Friday, June 11, 2010

read at own risk: a few gross descriptions

i graduated from nursing school four years ago! and i can hardly believe it. i've been working on the stem cell transplant unit for 3 years and 8 months. i will admit, it took me a VERY long time to feel comfortable as a nurse. hell, i didn't feel safe for over a year. but it has finally begun to feel natural.

i can handle most situations that are thrown at me - related to transplant that is. i can treat the most severe cases of mucositis; i've seen people vomit the lining of their esophagus. i am not bothered by 4 liters of diarrhea on a 12 hour shift. and i can administer 8 blood products to three different patients before lunch time. but throw something new at me, something i don't see very often, if ever, and i regress.

this morning, in report, i learned that my patient had two holes of which i am unfamiliar. perhaps that's an inappropriate or strange description. but let me explain. my patient had both a PEG tube (a hole on the belly that leads directly to the stomach for feeding) and a tracheostomy (a hole in the neck that leads to the airway to allow for breathing). these are two "holes" that i have very little experience with and instantly, i noted my anxiety and blood pressure quickly increasing. in fact, i voiced my discomfort during report, in front of the entire staff, perhaps in an attempt to ask for help... but maybe, just maybe, to see if someone else was up for the challenge!
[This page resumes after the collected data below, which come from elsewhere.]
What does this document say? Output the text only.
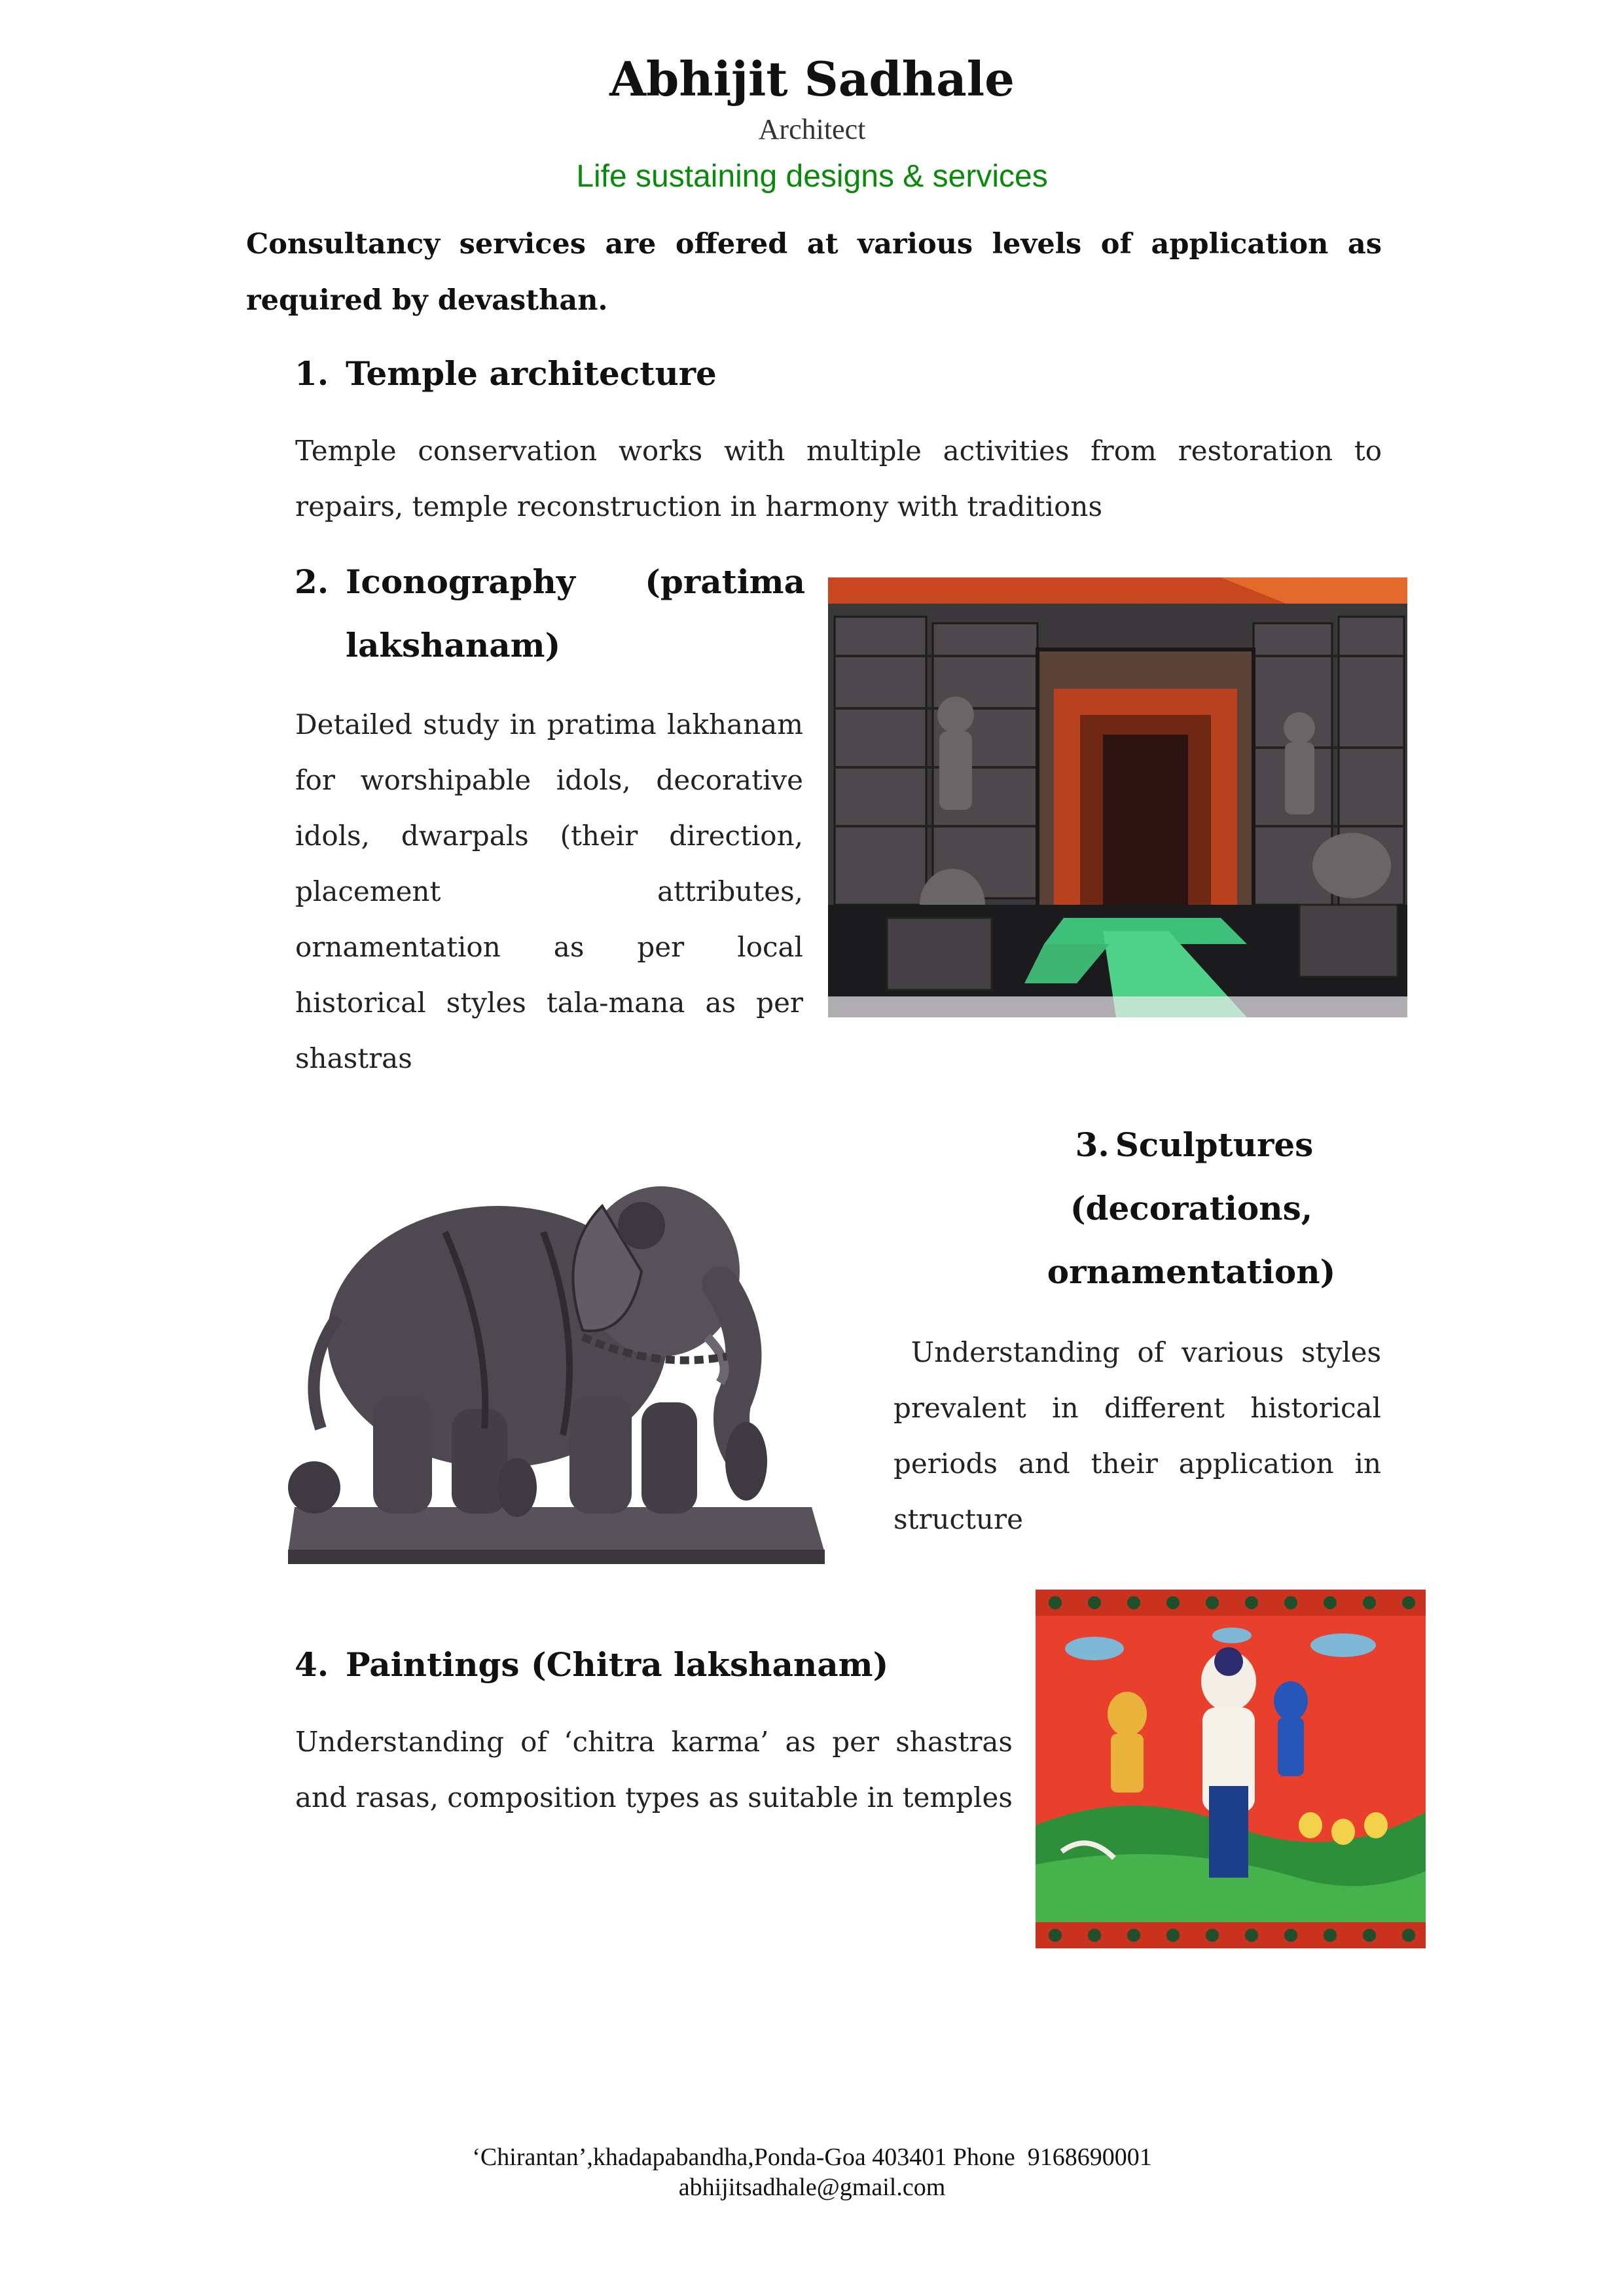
Abhijit Sadhale
Architect
Life sustaining designs & services

Consultancy services are offered at various levels of application as required by devasthan.

1. Temple architecture

Temple conservation works with multiple activities from restoration to repairs, temple reconstruction in harmony with traditions

2. Iconography (pratima
lakshanam)

Detailed study in pratima lakhanam for worshipable idols, decorative idols, dwarpals (their direction, placement attributes, ornamentation as per local historical styles tala-mana as per shastras

3. Sculptures
(decorations,
ornamentation)

Understanding of various styles prevalent in different historical periods and their application in structure

4. Paintings (Chitra lakshanam)

Understanding of ‘chitra karma’ as per shastras and rasas, composition types as suitable in temples

‘Chirantan’,khadapabandha,Ponda-Goa 403401 Phone  9168690001
abhijitsadhale@gmail.com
my 67 year old male patient has laryngeal (neck) cancer. he's had parts of his tongue removed, in addition to tumors in his neck and throat. he cannot speak. and now, he breathes through a hole in his neck that is kept open by a plastic device. all of that works fine and good when he is "healthy." but add some pneumonia to an already sick man and that airway fills up with gunk fast. i'll spare you ALL of the details, but imagine the most vile and putrid smelling substance. it was hard to even be in the same room as the man because of the stench, let alone up close, in his face, performing tasks i do not feel comfortable with to help him breathe. oh, what an interesting day.
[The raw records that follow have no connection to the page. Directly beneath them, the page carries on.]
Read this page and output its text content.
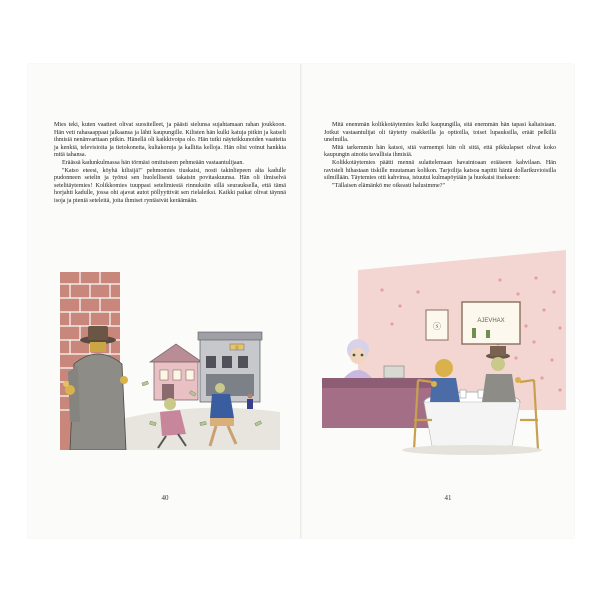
Mies teki, kuten vaatteet olivat suositelleet, ja päästi sielunsa sujahtamaan rahan joukkoon. Hän veti rahasaappaat jalkaansa ja lähti kaupungille. Kilisten hän kulki katuja pitkin ja katseli ihmisiä nenänvarttaan pitkin. Hänellä oli kaikkivoipa olo. Hän tutki näyteikkunoiden vaatteita ja kenkiä, televisioita ja tietokoneita, kultakoruja ja kalliita kelloja. Hän olisi voinut hankkia mitä tahansa.

Eräässä kadunkulmassa hän törmäsi omituiseen pehmeään vastaantulijaan.

"Katso eteesi, köyhä kilisijä!" pehmomies tiuskaisi, nosti takinliepeen alta kadulle pudonneen setelin ja työnsi sen huolellisesti takaisin povitaskuunsa. Hän oli ilmiselvä setelitäytemies! Kolikkomies tuuppasi setelimiestä rinnuksiin sillä seurauksella, että tämä horjahti kadulle, jossa ohi ajavat autot pöllyyttivät sen rielaleiksi. Kaikki paikat olivat täynnä isoja ja pieniä seteleitä, joita ihmiset ryntäsivät keräämään.

ⓢ
40

Mitä enemmän kolikkotäytemies kulki kaupungilla, sitä enemmän hän tapasi kaltaisiaan. Jotkut vastaantulijat oli täytetty osakkeilla ja optioilla, toiset lupauksilla, eräät pelkillä unelmilla.

Mitä tarkemmin hän katsoi, sitä varmempi hän oli siitä, että pikkulapset olivat koko kaupungin ainoita tavallisia ihmisiä.

Kolikkotäytemies päätti mennä sulattelemaan havaintoaan erääseen kahvilaan. Hän ravisteli hihastaan tiskille muutaman kolikon. Tarjoilija katsoa napitti häntä dollarikuvioisilla silmillään. Täytemies otti kahvinsa, istuutui kulmapöytään ja huokaisi itsekseen:

"Tällaisen elämänkö me oikeasti halusimme?"

ⓢ
AJEVHAX
41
i learned how to suction a patient. it's not that hard. it's just new. and at first, new things are scary to me. but i was reminded, once again, how vulnerable my patients are. this man, who is dying of cancer, cannot speak. he has no words to voice his thoughts, feelings, and emotions. yes, he can write with pen and paper, but imagine how exhausting, challenging, and unsatisfying that would be. i so often get caught up in my own feelings, my own fears and concerns, that i forget how brave my patients are.

Monday, June 7, 2010

elevator

so, my last post was about the stairs. i bragged about how many "sets" i had completed in a 12 hour shift, just for fun! well, today... today was not a stair day. i don't think i took the stairs once. i was TIRED. the elevator was calling me. it called in the morning on my way to work, when i went downstairs with a friend to get a 10 cent peppermint patty, and in the evening, on my way down and out of the hospital! big mistake!

i had waited for some of my fellow nurses to finish report so that we could walk to the garage together; it's always more fun to walk with company. so at 7:45, later than i like to stay at work, six of us got on the elevator to descend from the 8th floor to the 3rd. why we didn't all traipse down the steps, i cannot say. but, as we waited for the slow elevators to ding and pick us up, we talked about how one of our colleagues had recently gotten stuck for 15 minutes. just then, we piled in the elevator, and it began to plummet; the elevator shuttered to a stop and started to vibrate. it was crazy! we all looked at one another as if the hospital was haunted. how could that happen, especially just right after we had talked about it. thankfully, none of us panicked... and thankfully, there were two bright and strong gentleman nurses who pried the doors open. or perhaps i would still be there!